Das Beratungsunternehmen erwartet, dass GLP-1-Produkte auch den Insulinmarkt stark bedrohen – zum einen durch ihre direkte positive Wirkung auf den Blutzuckerspiegel, zum anderen durch ihren Einfluss auf Patienten ohne Diabetes, die andernfalls einen Typ-2-Diabetes entwickelt hätten. „Unter Berücksichtigung von hochwertigen Studiendaten zur Verringerung der Zahl von Prädiabetes-Patienten gehen wir von einem Rückgang der Gesamtnachfrage nach Insulin bei Typ-2-Diabetes um fünf Prozent aus“, meinte Leschinsky.

Eine ähnliche Situation könnte sich aufgrund der positiven Wirkung von GLP-1-Produkten bei Herzerkrankungen auch am Markt für Herzmedikamente ergeben. Kearney analysierte dazu aktuelle Daten: Das Antidiabetikum Semaglutid (GLP-1-Analogon) konnte nicht-tödliche Herzinfarkte um 28% reduzieren, herkömmliche Medikamente „nur“ um 25%. Außerdem deuten erste Daten darauf hin, dass sich die Zahl der Kniegelenkersatzoperationen bei Patienten, die GLP-1 erhalten, aufgrund der Gewichtsabnahme halbiert, was zu einem stetigen Rückgang an Operationen führen kann.

Pharmabranche im Umbruch
„Man kann sagen, GLP-1 ist der neue, große, disruptive Faktor in der Pharmabranche“, betont Leschinsky, der damit rechnet, dass die Aktien der Wirkstoff-Hersteller hingegen noch weiter steigen werden.

Vom Geschäft gegen die Fettleibigkeit könnte auch bald das deutsche Pharmaunternehmen Boehringer Ingelheim profitieren. Der Konzern will eine neue Abnehmpille auf den Markt bringen, die neben GLP-1 auch eine Glukagon-artige Komponente enthält, die den Energieverbrauch im Körper erhöht. Mit seinem neuen Wirkstoff Survodutide will Boehringer Ingelheim damit nicht nur bei der Gewichtsreduktion helfen, sondern auch die Fettleberentzündung, die durch Stoffwechselerkrankungen auftritt, besser adressieren.

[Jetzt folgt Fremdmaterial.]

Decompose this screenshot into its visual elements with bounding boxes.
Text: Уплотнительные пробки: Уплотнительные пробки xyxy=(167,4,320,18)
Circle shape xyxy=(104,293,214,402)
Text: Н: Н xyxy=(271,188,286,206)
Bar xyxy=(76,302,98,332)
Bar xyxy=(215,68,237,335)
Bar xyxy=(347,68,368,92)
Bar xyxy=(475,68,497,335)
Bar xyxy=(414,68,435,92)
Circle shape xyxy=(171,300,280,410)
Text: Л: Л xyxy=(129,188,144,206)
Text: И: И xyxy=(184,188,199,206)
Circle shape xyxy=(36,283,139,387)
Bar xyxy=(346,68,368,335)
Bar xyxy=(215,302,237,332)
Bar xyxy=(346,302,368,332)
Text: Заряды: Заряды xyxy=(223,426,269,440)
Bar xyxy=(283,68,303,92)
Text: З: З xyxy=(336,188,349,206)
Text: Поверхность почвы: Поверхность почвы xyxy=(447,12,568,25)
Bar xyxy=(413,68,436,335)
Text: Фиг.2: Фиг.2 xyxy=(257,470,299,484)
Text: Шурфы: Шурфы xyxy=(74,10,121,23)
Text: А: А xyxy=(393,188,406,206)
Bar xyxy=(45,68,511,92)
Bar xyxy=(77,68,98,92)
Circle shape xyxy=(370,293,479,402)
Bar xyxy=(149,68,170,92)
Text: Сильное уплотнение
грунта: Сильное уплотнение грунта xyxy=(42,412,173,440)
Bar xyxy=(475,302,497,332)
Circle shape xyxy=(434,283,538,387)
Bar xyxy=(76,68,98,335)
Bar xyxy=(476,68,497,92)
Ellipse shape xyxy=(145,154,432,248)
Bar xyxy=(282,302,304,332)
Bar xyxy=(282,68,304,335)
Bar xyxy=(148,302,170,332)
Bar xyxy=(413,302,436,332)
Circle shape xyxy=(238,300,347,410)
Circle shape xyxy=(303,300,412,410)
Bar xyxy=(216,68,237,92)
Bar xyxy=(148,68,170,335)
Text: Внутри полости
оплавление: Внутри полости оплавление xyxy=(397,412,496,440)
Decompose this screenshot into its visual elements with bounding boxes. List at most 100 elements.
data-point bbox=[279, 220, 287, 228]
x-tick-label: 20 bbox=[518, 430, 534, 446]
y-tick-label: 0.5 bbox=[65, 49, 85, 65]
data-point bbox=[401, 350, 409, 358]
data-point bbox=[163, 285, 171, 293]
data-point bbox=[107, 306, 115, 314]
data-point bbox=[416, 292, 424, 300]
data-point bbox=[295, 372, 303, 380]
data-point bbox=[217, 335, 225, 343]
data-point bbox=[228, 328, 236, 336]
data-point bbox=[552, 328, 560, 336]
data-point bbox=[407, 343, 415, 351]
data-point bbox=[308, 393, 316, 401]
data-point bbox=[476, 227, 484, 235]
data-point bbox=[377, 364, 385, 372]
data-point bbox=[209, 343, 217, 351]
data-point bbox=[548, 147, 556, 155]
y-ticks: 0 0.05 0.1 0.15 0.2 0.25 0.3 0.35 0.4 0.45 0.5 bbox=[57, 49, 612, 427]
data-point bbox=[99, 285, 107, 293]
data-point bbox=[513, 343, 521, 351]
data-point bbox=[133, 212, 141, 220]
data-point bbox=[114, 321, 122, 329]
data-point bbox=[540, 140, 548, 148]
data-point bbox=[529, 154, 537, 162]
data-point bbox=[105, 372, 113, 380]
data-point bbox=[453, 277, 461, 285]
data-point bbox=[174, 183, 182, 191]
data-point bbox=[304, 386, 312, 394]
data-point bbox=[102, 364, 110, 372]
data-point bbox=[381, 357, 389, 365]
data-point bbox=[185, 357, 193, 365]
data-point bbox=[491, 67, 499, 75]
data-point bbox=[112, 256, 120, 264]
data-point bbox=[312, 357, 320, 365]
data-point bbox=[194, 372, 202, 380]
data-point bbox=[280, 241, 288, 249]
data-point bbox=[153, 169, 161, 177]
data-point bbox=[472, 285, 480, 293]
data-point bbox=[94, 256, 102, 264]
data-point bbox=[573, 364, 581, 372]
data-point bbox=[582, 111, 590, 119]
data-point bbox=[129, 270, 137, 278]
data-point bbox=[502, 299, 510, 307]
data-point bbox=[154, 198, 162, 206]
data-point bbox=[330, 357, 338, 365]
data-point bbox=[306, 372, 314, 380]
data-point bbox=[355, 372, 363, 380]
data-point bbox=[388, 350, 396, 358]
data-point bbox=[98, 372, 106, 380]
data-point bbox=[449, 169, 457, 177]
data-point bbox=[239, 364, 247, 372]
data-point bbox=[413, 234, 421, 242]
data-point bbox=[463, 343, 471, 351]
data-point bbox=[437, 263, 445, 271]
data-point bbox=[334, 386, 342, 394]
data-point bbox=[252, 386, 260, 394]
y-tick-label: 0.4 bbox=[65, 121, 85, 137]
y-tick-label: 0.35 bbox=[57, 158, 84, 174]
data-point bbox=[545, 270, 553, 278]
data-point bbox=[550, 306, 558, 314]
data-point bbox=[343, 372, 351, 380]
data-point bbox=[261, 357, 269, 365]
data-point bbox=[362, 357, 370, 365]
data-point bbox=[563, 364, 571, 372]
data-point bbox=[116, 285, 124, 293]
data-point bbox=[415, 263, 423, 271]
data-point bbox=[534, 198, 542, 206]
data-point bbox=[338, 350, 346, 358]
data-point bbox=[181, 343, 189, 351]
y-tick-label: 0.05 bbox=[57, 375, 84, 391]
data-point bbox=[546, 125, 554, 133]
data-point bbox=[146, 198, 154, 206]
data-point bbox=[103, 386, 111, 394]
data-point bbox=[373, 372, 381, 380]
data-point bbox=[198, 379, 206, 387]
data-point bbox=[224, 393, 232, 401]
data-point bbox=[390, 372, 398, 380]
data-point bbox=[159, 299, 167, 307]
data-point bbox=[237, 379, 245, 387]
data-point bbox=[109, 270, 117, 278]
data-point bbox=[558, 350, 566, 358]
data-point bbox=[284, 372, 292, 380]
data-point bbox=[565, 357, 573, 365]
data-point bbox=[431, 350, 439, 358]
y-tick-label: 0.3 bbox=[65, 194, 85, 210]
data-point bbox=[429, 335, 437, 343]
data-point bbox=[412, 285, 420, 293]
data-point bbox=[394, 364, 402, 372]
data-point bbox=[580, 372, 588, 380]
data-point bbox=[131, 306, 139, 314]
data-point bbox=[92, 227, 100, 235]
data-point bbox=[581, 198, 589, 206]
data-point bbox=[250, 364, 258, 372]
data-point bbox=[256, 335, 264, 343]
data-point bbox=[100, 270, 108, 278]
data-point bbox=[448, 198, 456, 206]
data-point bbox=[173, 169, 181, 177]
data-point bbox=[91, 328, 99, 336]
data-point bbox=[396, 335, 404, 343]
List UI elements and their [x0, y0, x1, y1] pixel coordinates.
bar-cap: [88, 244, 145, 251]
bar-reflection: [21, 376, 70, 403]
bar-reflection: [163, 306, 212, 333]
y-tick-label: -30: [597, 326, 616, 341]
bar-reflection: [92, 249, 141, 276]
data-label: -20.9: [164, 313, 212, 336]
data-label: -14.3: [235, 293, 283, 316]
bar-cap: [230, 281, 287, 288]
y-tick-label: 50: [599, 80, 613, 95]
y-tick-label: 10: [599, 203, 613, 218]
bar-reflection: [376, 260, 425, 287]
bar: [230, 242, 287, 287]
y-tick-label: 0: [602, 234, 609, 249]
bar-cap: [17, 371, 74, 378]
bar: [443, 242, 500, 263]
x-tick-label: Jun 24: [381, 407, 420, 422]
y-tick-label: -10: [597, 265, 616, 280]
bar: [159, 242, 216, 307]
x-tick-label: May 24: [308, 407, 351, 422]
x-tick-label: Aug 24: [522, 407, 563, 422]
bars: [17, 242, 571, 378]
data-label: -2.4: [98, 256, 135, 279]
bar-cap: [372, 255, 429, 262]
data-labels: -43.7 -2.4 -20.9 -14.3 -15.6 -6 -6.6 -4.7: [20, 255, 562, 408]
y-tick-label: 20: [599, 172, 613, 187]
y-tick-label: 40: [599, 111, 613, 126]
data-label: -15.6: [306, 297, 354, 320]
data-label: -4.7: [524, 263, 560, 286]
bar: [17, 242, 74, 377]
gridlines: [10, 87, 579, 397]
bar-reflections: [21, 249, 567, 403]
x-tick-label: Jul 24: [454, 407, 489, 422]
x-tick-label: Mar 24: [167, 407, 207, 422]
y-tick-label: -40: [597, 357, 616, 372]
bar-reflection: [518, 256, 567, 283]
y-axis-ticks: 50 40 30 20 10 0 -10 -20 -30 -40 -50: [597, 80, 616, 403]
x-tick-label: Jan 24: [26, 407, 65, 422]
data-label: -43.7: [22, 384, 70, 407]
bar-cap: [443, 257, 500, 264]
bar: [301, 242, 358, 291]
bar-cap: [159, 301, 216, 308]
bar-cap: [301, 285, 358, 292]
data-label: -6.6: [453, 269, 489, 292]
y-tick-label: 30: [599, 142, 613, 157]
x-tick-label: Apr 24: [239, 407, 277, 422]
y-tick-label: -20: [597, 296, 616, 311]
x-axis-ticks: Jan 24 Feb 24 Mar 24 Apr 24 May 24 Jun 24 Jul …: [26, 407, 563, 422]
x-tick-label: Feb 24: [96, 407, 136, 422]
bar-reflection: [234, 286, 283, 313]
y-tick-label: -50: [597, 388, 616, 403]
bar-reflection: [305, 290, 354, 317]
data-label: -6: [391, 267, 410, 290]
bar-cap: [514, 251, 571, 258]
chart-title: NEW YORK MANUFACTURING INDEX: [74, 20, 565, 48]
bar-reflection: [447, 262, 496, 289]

Das sind alles Entwicklungen, die zeigen, welche wirtschaftliche Macht GLP-1 hat. In den USA hängen immerhin jährlich rund 300 Mrd. USD der Ausgaben im Gesundheitswesen mit Adipositas zusammen. Ob es weitere Indikationsbereiche mit ähnlichem wirtschaftlichen Potenzial gibt, ist laut Leschinsky „bisher schwer zu sagen“. Er rechnet nicht damit, dass es auf mittelfristige Sicht etwas ähnliches wie den „GLP-1-Hype“ geben wird. Wirtschaftliches Potenzial sieht er allerdings in personalisierten Impfstoffen gegen Krebs (Cancer Vaccines).